The United States has acceded to the Paris Agreement, but the country’s current climate policies may not be enough to ensure the the emissions giant meets its pledged cuts by 2025.
By Kate Wheeling
Buildings are cloaked in dirty air shortly after sunrise in Los Angeles, California. (Photo: David McNew/Getty Images)
Earlier this month, the United States and China — the two biggest greenhouse gas emitters in the world — announced that they would officially ratify the Paris Agreement on climate change. Nearly 200 countries agreed to the deal last year, which would commit governments to limiting global temperature increases to 1.5 degrees Celsius above pre-industrial levels. But to actually take effect, at least 55 countries accounting for 55 percent of global carbon emissions have to ratify the agreement.
“We have a saying in America that you need to put your money where your mouth is,” President Barack Obamasaid in a statement at Hangzhou’s West Lake state guesthouse, according to the Guardian. “And when it comes to combating climate change that is what we are doing … we are leading by example.” On the heels of Obama’s announcement, several more countries began the ratification process (including 31 countries in a single day last week), bringing the total number up to 60 and accounting for 47.76 percent of global emissions — nearly enough to bring the agreement into force.

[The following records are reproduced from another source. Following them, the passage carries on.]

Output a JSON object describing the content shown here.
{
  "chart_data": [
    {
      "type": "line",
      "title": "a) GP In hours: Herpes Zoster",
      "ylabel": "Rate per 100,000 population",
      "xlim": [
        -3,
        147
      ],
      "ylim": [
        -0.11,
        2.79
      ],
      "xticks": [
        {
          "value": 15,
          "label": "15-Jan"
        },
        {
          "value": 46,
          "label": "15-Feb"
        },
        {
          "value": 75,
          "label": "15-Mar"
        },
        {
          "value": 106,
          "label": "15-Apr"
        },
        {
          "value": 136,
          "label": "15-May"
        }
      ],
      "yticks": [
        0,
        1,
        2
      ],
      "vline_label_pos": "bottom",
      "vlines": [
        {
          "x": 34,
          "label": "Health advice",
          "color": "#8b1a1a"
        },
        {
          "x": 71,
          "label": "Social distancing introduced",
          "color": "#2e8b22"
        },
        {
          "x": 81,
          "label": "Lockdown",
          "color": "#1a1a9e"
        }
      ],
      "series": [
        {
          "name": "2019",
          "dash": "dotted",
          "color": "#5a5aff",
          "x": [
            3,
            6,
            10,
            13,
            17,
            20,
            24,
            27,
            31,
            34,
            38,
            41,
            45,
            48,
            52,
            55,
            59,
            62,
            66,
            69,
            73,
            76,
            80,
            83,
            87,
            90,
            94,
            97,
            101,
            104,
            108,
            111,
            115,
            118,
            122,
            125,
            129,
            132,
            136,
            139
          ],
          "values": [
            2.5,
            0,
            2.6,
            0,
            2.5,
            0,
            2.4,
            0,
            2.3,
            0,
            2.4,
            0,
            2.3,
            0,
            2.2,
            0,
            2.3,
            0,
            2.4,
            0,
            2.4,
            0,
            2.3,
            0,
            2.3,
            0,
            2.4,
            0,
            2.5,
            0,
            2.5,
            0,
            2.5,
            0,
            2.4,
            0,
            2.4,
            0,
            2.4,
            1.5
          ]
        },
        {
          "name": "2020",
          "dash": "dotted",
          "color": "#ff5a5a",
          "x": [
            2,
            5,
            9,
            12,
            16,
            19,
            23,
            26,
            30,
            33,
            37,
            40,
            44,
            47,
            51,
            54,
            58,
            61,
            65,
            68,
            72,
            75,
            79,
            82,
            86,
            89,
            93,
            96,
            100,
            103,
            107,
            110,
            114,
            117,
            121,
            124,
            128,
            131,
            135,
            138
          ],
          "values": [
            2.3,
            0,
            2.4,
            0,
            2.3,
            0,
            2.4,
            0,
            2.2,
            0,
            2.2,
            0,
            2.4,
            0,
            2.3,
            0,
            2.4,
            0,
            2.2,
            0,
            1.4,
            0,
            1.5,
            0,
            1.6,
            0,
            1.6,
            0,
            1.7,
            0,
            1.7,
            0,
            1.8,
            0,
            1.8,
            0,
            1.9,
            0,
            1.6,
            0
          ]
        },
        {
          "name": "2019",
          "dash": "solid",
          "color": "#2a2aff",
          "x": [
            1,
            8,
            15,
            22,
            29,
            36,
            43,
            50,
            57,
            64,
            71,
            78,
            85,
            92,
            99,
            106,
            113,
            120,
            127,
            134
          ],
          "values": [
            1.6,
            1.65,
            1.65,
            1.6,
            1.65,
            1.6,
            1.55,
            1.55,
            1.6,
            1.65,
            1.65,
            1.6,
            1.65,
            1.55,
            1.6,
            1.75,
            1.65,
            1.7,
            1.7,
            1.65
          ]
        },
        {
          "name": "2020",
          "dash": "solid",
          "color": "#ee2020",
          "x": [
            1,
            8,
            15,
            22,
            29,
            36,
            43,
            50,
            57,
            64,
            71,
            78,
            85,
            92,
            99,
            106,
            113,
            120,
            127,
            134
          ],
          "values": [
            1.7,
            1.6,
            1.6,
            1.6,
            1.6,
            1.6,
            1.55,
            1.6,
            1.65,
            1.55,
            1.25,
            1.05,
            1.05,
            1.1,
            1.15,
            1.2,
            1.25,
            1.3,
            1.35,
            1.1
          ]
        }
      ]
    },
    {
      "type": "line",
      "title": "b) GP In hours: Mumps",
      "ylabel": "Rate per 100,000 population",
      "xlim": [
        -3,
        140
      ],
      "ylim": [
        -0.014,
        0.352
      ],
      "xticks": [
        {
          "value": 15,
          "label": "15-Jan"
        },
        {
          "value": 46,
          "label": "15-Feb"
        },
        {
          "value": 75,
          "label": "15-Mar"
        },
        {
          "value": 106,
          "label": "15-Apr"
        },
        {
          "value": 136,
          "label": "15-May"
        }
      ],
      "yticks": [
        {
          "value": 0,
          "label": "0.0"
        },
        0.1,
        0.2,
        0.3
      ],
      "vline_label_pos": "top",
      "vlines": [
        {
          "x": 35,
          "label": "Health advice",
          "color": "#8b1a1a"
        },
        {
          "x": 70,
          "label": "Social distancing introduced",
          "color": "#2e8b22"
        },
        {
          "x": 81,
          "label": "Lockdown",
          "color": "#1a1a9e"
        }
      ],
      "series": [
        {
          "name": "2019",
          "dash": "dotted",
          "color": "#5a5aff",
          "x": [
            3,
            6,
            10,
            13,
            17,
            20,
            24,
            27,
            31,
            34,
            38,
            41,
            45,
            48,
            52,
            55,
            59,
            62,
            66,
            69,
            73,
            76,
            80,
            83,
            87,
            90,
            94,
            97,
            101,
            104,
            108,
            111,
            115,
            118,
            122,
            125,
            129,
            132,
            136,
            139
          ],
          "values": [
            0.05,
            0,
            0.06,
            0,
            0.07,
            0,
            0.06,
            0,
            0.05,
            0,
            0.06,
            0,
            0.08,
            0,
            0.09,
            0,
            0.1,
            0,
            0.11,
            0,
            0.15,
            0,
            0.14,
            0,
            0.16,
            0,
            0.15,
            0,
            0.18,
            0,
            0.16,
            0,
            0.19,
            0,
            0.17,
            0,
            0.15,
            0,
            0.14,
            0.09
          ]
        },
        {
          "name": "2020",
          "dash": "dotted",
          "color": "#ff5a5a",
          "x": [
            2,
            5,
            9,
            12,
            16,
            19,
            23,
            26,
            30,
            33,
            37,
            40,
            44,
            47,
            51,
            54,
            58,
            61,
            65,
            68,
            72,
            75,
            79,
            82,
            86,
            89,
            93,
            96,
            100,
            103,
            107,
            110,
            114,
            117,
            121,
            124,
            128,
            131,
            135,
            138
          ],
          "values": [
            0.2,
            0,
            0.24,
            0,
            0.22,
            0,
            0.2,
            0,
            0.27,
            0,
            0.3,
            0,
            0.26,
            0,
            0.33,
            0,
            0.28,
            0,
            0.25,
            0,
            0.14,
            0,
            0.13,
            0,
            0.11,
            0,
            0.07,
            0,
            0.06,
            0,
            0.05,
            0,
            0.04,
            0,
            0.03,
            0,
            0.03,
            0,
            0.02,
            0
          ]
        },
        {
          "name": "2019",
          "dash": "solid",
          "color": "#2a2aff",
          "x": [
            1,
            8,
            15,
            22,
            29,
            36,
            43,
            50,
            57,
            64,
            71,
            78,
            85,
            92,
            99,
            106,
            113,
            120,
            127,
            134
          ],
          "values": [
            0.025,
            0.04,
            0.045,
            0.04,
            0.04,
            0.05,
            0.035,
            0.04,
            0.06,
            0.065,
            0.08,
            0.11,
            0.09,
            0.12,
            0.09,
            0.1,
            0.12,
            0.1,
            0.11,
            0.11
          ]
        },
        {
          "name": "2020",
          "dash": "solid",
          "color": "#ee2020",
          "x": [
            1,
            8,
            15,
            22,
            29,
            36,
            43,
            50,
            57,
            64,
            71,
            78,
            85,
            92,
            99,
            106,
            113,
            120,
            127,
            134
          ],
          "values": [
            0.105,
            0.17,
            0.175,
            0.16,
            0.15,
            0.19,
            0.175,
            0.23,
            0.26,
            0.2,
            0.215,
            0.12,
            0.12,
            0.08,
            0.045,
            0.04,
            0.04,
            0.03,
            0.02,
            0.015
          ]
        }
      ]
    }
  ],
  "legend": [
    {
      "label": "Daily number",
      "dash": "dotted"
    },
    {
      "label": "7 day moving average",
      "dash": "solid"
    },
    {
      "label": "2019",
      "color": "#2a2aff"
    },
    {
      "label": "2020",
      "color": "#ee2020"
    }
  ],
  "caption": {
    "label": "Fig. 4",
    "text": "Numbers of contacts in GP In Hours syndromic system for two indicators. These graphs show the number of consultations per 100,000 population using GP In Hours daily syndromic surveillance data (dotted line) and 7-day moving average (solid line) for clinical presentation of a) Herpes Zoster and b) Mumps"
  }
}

But ratifying the agreement is only the first step. Now, to truly “put out money where our mouth is,” the U.S. needs to meet the emissions cuts pledged—26 to 28 percent below 2005 levels by 2025. In one of the most thorough analyses of existing and planned U.S. climate policies to date, a team of researchers from the Lawrence Berkeley National Laboratory found that the climate policies currently in place may not be enough to meet those targets.
In the study, published today in Nature Climate Change, the team looked at 17 policies across three categories — passed legislation, proposed legislation, and potential or voluntary measures (state-level strategies, for example, that have not been formally proposed on a federal level, but that the nation might someday pursue) — and used the most up to date measurements of energy use and emissions to estimate the likelihood of success.
“I’m optimistic, under the condition that the administration maintains its focus and its commitment to really lowering emissions.”
By 2025, the U.S. has promised to cut emissions equivalent to between 4,553 and 5,478 million tons of carbon dioxide (MtCO2e). But with only the existing legislation, the U.S. will miss the mark by 551 to 1,805 MtCO2e. (For perspective, the average American driver adds roughly one metric ton of CO2 to the atmosphere every two months.) Even if all the proposed legislation is passed, the U.S. may still miss the target by 340 to 1,586 MtCO2e. But if the third category of policies is included, the U.S. has a shot at reaching emissions that are 26 percent below 2005 levels. The predicted emissions under such a scenario range from 356 MtCO2e below the upper limit for 2025 to 924 MtCO2e above it. This means the more measures the U.S. embraces to cut emissions, the better.
And there are plenty to choose from, according to the authors. Transportation policies that favor electric vehicles or even self-driving cars, for example, could someday lower emissions; in the energy sector, an increased focus on biofuels or hydrogen production could do the same; and in agriculture, slow release fertilizers could reduce nitrous oxide emissions.
“I’m optimistic, under the condition that the administration maintains its focus and its commitment to really lowering emissions,” says Jeffrey Greenblatt, a staff scientist at the Lawrence Berkeley National Laboratory, and lead author on the new paper. “We cant sit on our laurels. I think that it’s eminently doable, but its going to require additional policies, additional technologies, and the cooperation of the business community to embrace some of these changes.”
Any number of these emissions mitigation measures could come into play before 2025. “It’s a moving target. The policy landscape is evolving very quickly,” Greenblatt says. Just in the time since the paper was submitted for publication, several proposed policies became law: For example, heavy-duty vehicle standards and methane emissions standards for the oil, gas, and landfill industries were finalized this summer. It’s good news for Greenblatt that more of the policies previously under consideration are now codified, but it doesn’t change the results of the study, which included those potential policies. “If you add it all up we’re still in a situation where we need some additional policies to get all the way to the 2025 target,” he says. “But we’re getting closer.”